The details tab of an internal function displays the information about the captured
execution of the internal function, including the name, duration, input parameters,
return value, errors, and deeper-level internal functions. The deeper-level internal
function whose execution consumes the most time is highlighted in red in the Timeline(ms)
column.
- To set filter conditions for capturing a specific function execution, perform the
following steps:
- On the details tab of the selected function, click Modify diagnostic parameters in the upper-right corner.
- In the Diagnostic parameter setting dialog box, set the parameters as required and click OK.
| Parameter |
Description |
Example |
| Only when an exception is thrown |
Specifies whether to capture only a function execution that returns an error. Valid
values:
- True: captures only a function execution that returns an error.

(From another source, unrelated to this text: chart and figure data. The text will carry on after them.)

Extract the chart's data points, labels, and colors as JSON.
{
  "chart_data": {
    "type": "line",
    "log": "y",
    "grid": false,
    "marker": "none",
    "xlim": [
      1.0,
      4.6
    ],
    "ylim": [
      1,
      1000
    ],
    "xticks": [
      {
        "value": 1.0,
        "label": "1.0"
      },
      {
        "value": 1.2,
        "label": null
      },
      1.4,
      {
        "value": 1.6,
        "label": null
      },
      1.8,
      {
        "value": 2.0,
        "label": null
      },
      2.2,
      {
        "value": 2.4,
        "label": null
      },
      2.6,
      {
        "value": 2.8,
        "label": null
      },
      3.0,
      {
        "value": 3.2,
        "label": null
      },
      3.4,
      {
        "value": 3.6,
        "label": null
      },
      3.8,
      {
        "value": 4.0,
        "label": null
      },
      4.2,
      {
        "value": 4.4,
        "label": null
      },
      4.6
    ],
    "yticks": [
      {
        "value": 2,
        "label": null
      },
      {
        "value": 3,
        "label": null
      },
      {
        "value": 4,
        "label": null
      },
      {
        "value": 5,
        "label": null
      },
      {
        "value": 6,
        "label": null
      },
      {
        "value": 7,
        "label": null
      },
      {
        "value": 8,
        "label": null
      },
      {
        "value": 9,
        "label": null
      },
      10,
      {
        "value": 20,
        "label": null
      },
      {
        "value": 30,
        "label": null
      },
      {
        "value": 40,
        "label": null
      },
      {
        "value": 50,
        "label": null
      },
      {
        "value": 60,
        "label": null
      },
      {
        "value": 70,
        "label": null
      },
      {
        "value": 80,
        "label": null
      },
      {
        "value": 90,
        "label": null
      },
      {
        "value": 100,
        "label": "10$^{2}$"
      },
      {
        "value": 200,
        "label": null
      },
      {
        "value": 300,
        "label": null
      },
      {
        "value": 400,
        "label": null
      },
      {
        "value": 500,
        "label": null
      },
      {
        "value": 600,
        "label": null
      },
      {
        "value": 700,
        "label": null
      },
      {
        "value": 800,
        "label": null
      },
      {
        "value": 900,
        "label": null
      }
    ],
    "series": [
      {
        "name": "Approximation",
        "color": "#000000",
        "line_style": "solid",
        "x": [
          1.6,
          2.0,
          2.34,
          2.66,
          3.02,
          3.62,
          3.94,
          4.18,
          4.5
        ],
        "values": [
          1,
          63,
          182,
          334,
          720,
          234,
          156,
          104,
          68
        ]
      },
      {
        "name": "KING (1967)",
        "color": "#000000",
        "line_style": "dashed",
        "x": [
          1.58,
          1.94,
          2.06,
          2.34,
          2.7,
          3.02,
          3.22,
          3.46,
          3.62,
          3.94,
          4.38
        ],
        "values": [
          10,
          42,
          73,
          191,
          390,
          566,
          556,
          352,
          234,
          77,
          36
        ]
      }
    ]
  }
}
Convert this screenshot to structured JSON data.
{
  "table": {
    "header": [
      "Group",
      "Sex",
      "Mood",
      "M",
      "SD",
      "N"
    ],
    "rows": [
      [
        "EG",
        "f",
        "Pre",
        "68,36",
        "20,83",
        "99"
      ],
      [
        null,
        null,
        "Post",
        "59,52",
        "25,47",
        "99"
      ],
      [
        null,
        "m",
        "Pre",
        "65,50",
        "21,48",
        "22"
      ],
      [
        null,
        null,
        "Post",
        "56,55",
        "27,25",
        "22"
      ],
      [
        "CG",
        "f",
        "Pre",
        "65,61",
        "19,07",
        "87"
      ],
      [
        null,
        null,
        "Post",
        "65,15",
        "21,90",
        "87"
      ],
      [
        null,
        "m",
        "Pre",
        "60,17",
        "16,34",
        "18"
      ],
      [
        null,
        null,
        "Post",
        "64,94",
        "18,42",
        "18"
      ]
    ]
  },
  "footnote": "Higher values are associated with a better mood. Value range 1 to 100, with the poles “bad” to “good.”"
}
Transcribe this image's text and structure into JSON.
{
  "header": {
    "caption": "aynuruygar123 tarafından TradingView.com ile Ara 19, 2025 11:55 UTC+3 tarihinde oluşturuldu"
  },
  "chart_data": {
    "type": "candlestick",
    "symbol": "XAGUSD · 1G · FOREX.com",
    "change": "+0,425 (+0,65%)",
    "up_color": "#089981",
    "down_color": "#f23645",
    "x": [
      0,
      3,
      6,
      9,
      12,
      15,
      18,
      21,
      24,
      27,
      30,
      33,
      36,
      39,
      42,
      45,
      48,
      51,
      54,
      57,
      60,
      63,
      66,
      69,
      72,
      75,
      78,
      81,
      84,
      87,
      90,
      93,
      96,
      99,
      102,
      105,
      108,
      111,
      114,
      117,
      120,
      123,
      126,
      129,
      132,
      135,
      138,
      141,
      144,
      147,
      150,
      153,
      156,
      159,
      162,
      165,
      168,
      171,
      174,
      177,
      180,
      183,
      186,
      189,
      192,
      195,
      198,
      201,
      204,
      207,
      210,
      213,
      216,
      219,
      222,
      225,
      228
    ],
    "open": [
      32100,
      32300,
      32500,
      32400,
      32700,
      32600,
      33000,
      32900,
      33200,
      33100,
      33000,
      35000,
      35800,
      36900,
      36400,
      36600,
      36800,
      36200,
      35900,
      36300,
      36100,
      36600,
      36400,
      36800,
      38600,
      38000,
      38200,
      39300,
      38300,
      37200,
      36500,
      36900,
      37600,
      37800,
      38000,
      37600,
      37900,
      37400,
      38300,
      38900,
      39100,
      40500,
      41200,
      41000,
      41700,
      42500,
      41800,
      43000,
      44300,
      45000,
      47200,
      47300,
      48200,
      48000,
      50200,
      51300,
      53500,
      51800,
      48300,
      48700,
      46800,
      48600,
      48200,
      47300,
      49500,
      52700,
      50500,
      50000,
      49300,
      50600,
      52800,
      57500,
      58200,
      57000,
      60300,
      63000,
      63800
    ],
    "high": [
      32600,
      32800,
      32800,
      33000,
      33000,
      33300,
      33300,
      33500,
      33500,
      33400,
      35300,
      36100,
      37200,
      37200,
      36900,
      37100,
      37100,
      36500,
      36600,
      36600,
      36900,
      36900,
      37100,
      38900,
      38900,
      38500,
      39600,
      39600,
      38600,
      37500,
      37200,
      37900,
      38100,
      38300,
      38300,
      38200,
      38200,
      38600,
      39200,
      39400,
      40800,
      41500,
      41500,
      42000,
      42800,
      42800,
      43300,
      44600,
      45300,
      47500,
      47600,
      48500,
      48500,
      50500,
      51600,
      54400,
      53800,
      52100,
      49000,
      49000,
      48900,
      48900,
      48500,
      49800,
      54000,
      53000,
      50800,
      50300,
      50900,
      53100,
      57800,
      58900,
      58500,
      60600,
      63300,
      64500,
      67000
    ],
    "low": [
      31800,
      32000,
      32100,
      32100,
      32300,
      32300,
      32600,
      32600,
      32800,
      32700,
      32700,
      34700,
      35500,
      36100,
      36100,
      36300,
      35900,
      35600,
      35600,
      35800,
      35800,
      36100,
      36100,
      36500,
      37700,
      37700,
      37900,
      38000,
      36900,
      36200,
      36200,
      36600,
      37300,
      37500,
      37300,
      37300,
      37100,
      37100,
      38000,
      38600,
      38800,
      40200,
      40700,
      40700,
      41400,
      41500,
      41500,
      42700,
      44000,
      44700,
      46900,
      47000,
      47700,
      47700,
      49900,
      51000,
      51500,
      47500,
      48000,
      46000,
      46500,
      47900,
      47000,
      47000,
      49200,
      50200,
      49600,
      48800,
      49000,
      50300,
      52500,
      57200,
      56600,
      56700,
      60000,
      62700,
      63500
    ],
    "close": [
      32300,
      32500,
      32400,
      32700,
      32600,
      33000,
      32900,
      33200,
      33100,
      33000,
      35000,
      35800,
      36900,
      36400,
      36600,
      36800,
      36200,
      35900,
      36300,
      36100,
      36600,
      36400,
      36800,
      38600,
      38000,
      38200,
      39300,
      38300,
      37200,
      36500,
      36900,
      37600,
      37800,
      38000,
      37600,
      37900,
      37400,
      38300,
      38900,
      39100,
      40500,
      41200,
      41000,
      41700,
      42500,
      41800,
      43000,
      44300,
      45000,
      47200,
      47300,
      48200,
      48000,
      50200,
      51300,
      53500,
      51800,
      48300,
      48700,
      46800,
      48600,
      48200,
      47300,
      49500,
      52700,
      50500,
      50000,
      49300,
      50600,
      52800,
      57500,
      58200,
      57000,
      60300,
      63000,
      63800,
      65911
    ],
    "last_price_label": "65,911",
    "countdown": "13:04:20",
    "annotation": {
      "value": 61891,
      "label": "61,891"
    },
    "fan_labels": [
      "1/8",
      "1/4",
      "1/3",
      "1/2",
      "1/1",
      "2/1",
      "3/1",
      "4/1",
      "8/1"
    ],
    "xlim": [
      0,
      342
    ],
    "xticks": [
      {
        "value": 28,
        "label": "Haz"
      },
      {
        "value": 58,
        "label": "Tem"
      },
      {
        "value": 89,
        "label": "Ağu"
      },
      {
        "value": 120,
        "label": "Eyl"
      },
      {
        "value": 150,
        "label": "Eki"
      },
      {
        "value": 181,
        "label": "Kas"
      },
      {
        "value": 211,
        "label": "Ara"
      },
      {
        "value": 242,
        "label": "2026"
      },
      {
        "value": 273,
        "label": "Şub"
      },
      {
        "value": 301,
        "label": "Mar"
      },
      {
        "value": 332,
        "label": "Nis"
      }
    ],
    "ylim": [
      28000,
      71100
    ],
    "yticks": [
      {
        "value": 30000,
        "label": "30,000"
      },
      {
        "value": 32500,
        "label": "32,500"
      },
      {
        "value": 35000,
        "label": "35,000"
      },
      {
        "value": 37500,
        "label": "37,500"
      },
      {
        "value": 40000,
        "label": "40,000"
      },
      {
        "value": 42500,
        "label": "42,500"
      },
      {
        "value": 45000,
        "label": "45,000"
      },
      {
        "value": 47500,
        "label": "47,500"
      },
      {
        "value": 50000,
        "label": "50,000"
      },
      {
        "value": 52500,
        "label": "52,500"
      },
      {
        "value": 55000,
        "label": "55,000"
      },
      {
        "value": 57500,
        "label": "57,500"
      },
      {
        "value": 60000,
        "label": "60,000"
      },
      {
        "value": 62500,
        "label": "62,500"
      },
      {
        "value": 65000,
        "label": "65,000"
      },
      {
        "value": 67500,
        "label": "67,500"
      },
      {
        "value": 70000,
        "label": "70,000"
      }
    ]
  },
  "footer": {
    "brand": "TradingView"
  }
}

- False: captures a function execution regardless of whether it returns an error.
|
False |
| Time consuming is greater than |
The execution duration. A function execution can be captured only when its duration
exceeds the specified value. Unit: ms.
|
30 |
| Object deserialization level |
The deserialization level of a function execution whose parameters and return value
are complex objects. A greater value indicates a deeper deserialization level, which
means that more internal fields of complex objects can be displayed.
|
5 |
| Add parameters |
The filter condition to set a limit on the parameters of a function execution. Example:
|
params[0].userId ; = ; 8753 |
- Click the
icon. Then, the details tab of the selected function displays the information about the
function execution that meets the filter conditions.
- Optional:To view the source code of the function, click View method source code in the upper-right corner of the details tab.